Благодаря редкому совмещению этих двух качеств, выбор Людовика XIV или, вернее, г-жи де Ментенон пал на маршала, когда пришлось назначить нового генерала в Севенах. Партия янсенистов одно время взяла верх над иезуитами, ревностным и беспощадным начальником которых был отец Ляшез, духовник короля. Янсенисты предполагали, что гражданской войне возможно будет положить конец, мягко и терпимо относясь к протестантам. Иезуиты же указывали на жестокости и преследования, как на единственное средство усмирить протестантов. Госпожа Ментенон была слишком чуткой и благородной женщиной, чтобы не примкнуть к янсенистам, но ее личные интересы не встретили там могущественного подспорья в борьбе против сильно возраставшего рокового влияния отца Ляшеза на Людовика XIV.
К партии янсенистов, полной терпимости и мягкости, примкнули все уцелевшие знаменитости Пор-Рояля – этого мирного убежища ученых, столь жестоко разрушенного Людовиком XIV, который приказал изгнать всех его обитателей и запахать землю под его развалинами. Лучшие среди умных и просвещенных царедворцев примкнули к янсенизму, многие члены духовенства разделяли те же убеждения. Среди них называли Фенелона и одного из наиболее чтимых церковью прелатов монсеньора кардинала де Ноайля, который, благодаря своей высокой нравственности, трогательному благочестию, великим познаниям, простому, но смелому красноречию, был достойным представителем славнейших времен христианства.

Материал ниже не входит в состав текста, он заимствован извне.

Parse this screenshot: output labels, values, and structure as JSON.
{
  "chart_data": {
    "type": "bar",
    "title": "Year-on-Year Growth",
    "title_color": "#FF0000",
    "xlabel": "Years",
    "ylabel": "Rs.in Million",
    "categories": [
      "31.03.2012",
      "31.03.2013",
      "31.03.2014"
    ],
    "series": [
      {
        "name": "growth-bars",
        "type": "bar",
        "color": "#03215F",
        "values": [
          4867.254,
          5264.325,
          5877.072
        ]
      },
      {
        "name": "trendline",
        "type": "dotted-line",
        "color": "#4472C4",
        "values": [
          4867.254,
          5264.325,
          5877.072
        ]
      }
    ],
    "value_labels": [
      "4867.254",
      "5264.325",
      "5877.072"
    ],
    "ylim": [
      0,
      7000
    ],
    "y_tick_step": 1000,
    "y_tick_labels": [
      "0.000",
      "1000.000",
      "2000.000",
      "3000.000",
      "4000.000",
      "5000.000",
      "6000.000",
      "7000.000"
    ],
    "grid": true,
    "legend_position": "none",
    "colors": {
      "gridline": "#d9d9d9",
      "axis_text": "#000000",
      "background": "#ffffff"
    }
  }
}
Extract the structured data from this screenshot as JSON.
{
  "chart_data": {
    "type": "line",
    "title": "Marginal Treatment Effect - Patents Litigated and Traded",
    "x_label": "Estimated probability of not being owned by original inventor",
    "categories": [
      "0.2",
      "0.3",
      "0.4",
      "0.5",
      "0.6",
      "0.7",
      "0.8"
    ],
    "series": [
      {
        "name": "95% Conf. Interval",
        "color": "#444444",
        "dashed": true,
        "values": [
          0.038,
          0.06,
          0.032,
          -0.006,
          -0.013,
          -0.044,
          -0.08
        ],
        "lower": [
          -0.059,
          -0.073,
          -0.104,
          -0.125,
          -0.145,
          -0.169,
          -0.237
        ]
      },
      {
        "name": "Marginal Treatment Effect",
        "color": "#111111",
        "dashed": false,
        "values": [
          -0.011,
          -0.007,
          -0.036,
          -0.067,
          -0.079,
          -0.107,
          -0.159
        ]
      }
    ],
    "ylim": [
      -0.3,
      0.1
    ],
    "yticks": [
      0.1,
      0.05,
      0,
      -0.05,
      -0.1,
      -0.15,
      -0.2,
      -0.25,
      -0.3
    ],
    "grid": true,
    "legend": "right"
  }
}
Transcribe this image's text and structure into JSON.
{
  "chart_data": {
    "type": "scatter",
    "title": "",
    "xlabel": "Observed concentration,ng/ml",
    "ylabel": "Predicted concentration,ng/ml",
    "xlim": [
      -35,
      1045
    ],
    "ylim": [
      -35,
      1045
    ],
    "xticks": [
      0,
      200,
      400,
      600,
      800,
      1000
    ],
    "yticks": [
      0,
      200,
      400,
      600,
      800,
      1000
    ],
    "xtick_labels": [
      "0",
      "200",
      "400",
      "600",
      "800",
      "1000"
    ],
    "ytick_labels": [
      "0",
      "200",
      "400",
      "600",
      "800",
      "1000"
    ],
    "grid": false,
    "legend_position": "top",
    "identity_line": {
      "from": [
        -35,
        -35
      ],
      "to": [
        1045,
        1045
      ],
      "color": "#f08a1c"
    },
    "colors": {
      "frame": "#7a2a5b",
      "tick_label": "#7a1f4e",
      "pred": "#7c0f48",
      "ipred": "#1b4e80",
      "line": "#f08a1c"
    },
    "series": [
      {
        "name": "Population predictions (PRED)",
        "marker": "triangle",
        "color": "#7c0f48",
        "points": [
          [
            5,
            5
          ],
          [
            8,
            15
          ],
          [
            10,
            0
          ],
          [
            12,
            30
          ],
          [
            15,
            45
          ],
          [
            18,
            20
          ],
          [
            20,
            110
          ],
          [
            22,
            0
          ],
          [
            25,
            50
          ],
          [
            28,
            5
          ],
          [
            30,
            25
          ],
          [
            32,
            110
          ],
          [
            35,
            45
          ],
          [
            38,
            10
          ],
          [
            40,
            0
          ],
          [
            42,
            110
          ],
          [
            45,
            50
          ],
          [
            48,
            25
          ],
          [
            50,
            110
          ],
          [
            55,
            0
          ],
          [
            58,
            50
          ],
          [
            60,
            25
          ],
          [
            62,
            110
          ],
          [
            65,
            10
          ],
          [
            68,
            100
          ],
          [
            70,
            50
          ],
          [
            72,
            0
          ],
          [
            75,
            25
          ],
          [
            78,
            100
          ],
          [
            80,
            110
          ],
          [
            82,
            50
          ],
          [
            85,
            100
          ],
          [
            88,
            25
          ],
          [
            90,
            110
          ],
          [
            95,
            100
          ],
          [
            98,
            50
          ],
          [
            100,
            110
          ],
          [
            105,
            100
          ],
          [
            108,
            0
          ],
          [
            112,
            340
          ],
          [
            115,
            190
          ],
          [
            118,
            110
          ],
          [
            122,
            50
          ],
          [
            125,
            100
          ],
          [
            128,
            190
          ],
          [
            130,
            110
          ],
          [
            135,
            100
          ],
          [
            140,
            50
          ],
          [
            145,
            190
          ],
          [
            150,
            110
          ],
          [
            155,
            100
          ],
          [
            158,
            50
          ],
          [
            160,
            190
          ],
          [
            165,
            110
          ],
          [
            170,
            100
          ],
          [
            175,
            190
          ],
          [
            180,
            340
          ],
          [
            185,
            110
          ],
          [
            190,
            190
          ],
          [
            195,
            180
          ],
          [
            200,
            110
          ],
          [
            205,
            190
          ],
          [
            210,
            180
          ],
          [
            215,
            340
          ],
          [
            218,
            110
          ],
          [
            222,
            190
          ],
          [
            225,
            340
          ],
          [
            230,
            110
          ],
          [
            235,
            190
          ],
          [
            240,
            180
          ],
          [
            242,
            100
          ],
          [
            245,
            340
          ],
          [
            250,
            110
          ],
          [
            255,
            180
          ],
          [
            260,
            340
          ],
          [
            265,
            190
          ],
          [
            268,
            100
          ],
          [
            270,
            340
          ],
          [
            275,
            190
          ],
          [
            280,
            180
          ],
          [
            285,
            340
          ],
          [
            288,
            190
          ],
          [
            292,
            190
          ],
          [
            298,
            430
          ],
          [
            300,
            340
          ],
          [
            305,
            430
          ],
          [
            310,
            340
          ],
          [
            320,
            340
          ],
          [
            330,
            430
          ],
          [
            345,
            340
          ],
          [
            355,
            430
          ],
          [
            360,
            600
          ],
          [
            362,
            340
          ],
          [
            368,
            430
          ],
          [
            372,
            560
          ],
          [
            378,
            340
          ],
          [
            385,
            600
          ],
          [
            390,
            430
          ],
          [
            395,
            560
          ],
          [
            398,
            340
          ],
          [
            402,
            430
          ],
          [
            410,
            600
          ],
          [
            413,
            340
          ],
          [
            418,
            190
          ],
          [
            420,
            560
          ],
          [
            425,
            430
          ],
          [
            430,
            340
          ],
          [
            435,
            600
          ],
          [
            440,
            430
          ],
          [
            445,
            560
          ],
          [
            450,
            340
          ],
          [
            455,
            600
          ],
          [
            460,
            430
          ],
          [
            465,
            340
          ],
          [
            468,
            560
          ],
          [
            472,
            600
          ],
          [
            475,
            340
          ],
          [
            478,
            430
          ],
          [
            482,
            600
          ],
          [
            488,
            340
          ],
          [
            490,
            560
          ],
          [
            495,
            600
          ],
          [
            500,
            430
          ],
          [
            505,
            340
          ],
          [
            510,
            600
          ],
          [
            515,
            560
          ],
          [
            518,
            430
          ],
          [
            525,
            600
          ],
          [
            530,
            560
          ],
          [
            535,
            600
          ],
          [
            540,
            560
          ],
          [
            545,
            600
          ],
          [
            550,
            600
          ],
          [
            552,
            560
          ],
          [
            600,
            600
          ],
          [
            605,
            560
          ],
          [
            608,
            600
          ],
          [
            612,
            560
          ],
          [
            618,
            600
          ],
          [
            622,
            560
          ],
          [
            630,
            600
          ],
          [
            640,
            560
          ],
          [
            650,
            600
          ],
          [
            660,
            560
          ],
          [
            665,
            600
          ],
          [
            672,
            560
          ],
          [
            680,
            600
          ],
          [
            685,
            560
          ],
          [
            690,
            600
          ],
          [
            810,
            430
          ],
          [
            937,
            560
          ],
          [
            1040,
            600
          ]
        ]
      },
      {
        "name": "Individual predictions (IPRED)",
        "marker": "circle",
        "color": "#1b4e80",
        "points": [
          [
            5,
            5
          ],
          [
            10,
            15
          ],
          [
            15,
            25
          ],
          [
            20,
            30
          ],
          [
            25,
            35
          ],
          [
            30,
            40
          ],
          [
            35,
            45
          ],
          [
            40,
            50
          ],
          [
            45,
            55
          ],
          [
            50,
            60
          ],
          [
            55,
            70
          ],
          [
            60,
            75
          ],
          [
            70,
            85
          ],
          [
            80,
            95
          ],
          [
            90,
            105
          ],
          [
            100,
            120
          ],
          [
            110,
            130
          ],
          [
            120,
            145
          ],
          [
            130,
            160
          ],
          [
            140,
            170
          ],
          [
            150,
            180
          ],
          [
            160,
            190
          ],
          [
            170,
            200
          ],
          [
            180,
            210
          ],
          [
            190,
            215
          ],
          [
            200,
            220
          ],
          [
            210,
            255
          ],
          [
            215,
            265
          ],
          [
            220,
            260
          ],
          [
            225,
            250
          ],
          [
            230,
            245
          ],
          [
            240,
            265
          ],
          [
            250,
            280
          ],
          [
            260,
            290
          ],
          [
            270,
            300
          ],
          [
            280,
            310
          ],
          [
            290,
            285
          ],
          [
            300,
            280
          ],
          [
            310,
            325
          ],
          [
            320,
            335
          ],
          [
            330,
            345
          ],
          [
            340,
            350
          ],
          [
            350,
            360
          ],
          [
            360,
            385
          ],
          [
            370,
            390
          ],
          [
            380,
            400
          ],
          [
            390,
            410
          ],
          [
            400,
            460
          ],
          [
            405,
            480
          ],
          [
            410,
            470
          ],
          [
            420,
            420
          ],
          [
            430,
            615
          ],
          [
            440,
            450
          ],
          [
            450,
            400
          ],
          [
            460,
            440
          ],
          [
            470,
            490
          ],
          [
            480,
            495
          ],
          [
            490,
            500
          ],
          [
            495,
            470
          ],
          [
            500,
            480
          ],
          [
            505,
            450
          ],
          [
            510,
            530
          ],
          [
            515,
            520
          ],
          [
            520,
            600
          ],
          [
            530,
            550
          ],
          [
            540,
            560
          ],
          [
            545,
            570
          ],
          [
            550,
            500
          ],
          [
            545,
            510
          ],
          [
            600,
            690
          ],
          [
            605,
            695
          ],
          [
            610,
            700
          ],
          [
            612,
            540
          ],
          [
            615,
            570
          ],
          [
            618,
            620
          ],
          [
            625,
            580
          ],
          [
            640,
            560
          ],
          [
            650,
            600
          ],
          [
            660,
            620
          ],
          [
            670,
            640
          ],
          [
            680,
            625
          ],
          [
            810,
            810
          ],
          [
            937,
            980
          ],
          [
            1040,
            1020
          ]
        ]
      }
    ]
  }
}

Надо сказать к чести г-жи Ментенон, что она горько порицала жестокости, последовавшие за отменой Нантского эдикта. Она хотела, по крайней мере, постараться исправить пагубные последствия решения, которому не в силах была помешать, но против которого должна была бороться. Чтобы достичь этой цели, г-жа Ментенон не испугалась страшной ненависти отца Ляшеза и жестоких выходок короля. Со своей обычной ловкостью, она воспользовалась той каплей влияния над Людовиком XIV, которая у нее еще сохранялась, чтобы заставить короля назначить Вилляра главнокомандующим в Севенах. Вскоре мы убедимся, насколько важен был этот выбор. А пока очертим несколькими словами военное и политическое поприще маршала. Отец Вилляра, получивший, сообразно романтическим преданиям того времени, прозвище Орондата, благодаря своей рыцарской вежливости, был посланником в Турине. Его сын, о котором тут идет речь, назначенный пажом при «главной конюшне», в шестнадцать лет совершил свой первый поход и был впервые ранен при осаде Цютфена, в Голландии, где участвовал в качестве добровольца. Он проявил там такую поразительную смелость, что великий Кондэ воскликнул: «Нельзя сделать выстрела без того, чтобы этот мальчик не вырос тут, как из-под земли!» В военном искусстве его наставниками были Тюренн и Люксамбур. Его выдающиеся военные способности быстро развились под влиянием таких учителей.
В эльзасском походе, в коксбергской битве, Вилляр доказал, что умеет совмещать хладнокровный глазомер тактика с кипучей храбростью партизана. Рядом с неустрашимой отвагой, его отличительной чертой, он проявлял пленительную веселость и рыцарскую восторженность. В минуты крайней опасности с уст его срывались шутки, то остроумные, то полные добродушия. Так, в битве при Коксберге, перед тем, как во главе своих всадников напасть на неприятельское каре, он сбросил с себя кирасу со словами: «Мне не нужна кираса: ее нет также у моих солдат!»